4.Dr. Brewer from Goosebumps: Stay Out of the Basement: When Margaret and Casey Brewer’s botanist father gets fired from his job, he begins to spend every waking moment holed up in the basement. He becomes aggressive, secretive, and the children soon learn that there’s something very wrong going on in their house.  Things come to a head in a tense showdown between Father and Plant-Father, but thanks to Margaret’s quick thinking the family gets their happy ending. Or so they think…

Pro tip: If your dad undergoes a radical personality shift and starts eating plant food and growing leaves, don’t go into the basement he keeps locked.

5. The Thing, from Who Goes There?: The novella Who Goes There? features another plant-based alien life form. Having finally been thawed after a crash landing millions of years ago, The Thing terrorizes a group of researchers in Antarctica, taking their shape and rendering the group scared, paranoid, and isolated. Realizing they must keep The Thing from reaching the rest of humanity, the scientists disable their planes, narrowly thwarting the alien’s attempt to launch an atomic, anti-gravity device that would have spelled the end of the world. Inspiring the 1951 film The Thing from Another World, and two other movies named The Thing (from 1982 and 2011), the story has as a moral that sometimes you win some, and sometimes you’ve been taken over by extra-terrestrial plant life without even knowing it.
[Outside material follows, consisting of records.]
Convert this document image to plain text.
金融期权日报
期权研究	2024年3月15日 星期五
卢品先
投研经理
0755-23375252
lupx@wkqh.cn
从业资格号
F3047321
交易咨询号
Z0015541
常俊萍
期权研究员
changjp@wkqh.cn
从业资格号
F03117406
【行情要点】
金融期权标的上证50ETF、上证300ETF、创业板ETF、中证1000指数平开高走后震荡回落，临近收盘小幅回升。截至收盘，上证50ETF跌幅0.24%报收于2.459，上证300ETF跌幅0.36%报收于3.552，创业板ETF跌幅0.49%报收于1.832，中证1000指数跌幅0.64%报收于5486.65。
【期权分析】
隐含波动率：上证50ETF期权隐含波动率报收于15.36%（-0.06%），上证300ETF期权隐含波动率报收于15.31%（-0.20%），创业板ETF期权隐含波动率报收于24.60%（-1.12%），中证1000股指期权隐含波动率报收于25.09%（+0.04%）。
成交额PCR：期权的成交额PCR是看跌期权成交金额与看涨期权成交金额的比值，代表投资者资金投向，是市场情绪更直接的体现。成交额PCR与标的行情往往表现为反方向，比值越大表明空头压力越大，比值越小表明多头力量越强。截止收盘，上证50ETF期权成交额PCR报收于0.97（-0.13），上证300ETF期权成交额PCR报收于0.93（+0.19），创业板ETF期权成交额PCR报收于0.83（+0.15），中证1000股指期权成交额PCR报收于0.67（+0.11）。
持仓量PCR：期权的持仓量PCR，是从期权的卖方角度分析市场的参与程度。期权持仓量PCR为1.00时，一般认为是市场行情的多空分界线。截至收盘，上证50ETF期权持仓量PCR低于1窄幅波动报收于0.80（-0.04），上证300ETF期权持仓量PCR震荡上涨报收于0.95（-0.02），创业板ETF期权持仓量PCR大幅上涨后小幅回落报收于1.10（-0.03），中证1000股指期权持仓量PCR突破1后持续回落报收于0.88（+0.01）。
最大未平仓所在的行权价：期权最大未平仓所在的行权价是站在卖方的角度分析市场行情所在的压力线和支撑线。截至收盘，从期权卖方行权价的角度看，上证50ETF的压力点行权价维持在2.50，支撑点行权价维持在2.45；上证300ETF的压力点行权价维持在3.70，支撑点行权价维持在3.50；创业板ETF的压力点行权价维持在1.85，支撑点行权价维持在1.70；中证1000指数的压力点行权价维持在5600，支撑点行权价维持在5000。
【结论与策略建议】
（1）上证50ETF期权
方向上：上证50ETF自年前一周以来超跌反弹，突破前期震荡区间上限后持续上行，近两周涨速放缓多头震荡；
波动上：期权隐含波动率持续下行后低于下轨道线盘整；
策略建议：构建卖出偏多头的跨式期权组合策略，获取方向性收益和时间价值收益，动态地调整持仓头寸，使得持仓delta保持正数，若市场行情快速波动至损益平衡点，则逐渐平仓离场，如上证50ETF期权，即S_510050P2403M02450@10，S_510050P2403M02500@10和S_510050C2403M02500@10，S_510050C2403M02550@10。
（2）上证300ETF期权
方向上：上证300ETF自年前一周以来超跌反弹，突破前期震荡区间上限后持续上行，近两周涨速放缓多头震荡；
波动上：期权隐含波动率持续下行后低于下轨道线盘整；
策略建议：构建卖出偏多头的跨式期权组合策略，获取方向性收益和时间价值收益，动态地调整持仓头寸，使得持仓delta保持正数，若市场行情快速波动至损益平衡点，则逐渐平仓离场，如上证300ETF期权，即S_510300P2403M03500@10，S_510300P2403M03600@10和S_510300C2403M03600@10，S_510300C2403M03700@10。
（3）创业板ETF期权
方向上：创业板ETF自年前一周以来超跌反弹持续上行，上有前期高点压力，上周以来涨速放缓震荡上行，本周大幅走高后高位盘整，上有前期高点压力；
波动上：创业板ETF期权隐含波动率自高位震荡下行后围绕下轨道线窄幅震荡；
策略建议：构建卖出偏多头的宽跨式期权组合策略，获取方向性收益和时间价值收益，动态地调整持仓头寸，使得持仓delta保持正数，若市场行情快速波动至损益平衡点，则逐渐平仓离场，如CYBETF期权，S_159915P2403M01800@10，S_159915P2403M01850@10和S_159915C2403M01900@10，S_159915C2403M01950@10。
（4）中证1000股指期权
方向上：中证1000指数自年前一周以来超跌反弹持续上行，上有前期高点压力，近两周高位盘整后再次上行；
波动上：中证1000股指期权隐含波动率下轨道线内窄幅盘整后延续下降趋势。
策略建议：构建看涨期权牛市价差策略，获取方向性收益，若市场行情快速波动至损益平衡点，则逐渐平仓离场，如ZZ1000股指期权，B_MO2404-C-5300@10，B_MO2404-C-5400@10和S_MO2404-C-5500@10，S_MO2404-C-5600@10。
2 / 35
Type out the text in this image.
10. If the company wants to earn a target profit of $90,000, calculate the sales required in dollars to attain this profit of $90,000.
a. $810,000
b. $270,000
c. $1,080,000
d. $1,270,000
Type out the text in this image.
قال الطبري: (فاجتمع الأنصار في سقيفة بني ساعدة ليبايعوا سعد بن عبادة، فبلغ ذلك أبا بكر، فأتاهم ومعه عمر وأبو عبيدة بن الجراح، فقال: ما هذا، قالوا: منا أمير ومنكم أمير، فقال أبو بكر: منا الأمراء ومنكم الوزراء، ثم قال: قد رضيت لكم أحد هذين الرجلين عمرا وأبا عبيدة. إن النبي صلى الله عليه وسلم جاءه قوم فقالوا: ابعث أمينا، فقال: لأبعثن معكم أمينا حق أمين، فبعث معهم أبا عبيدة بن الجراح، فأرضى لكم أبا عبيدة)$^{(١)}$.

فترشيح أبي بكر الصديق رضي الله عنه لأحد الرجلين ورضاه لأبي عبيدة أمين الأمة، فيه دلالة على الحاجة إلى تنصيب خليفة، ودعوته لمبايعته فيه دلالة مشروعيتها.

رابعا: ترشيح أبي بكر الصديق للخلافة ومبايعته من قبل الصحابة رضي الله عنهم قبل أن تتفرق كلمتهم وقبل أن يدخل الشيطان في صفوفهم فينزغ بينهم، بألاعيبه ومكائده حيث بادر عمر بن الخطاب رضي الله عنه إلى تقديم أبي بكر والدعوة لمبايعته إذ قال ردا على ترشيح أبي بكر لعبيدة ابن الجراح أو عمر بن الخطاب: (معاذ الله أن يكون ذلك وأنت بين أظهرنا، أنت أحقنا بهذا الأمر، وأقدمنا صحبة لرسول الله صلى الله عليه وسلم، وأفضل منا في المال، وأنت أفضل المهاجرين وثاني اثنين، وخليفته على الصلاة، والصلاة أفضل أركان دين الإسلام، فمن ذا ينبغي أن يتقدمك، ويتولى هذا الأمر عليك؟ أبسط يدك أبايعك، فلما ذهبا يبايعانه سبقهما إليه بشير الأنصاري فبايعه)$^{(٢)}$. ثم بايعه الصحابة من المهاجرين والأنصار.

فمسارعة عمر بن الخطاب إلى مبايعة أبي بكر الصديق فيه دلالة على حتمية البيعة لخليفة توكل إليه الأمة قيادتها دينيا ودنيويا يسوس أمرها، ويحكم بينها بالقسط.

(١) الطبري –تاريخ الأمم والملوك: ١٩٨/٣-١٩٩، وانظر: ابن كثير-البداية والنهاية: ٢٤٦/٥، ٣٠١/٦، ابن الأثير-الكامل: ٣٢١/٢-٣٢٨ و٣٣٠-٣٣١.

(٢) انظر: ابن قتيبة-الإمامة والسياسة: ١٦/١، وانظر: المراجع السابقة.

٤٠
6.Biollante, from Godzilla vs. Biollante: When scientist Genshiro Shiragami crosses a plant with genetic material from both his late daughter and Godzilla, you just know that fun things are going to happen. Clearly a Very Good Idea, the plant grows into Biollante, a huge, lizard-like, psychic rose.

One thing leads to another, and Godzilla must eventually face off against his leafy nemesis. In true kaiju film style, there are explosions, destroyed buildings, and horrified onlookers caught in the crossfire between atomic breath and whipping vines. And while, yes, Biollante is technically the good guy, we’re still talking about a giant reptilian plant more than capable of doing some serious damage, and one that ends the film orbiting Earth. It’s still up there, so sweet dreams.


7.Basically everything at Hogwarts, from the Harry Potter series: Though the Harry Potter universe was characterized by its shoddy school safety standards, the plants that populated the herbology greenhouses were in a class of their own.

Between the suffocating Devil’s Snare, the hear-them-and-you-die mandrakes, and a Whomping Willow who really knew how to hold a grudge, taking in Hogwarts’ natural beauty could wind up being an extreme sport. And we haven’t even mentioned the Forbidden Forest. You know things are serious when you’re more afraid of the plants themselves than what might be hiding behind them.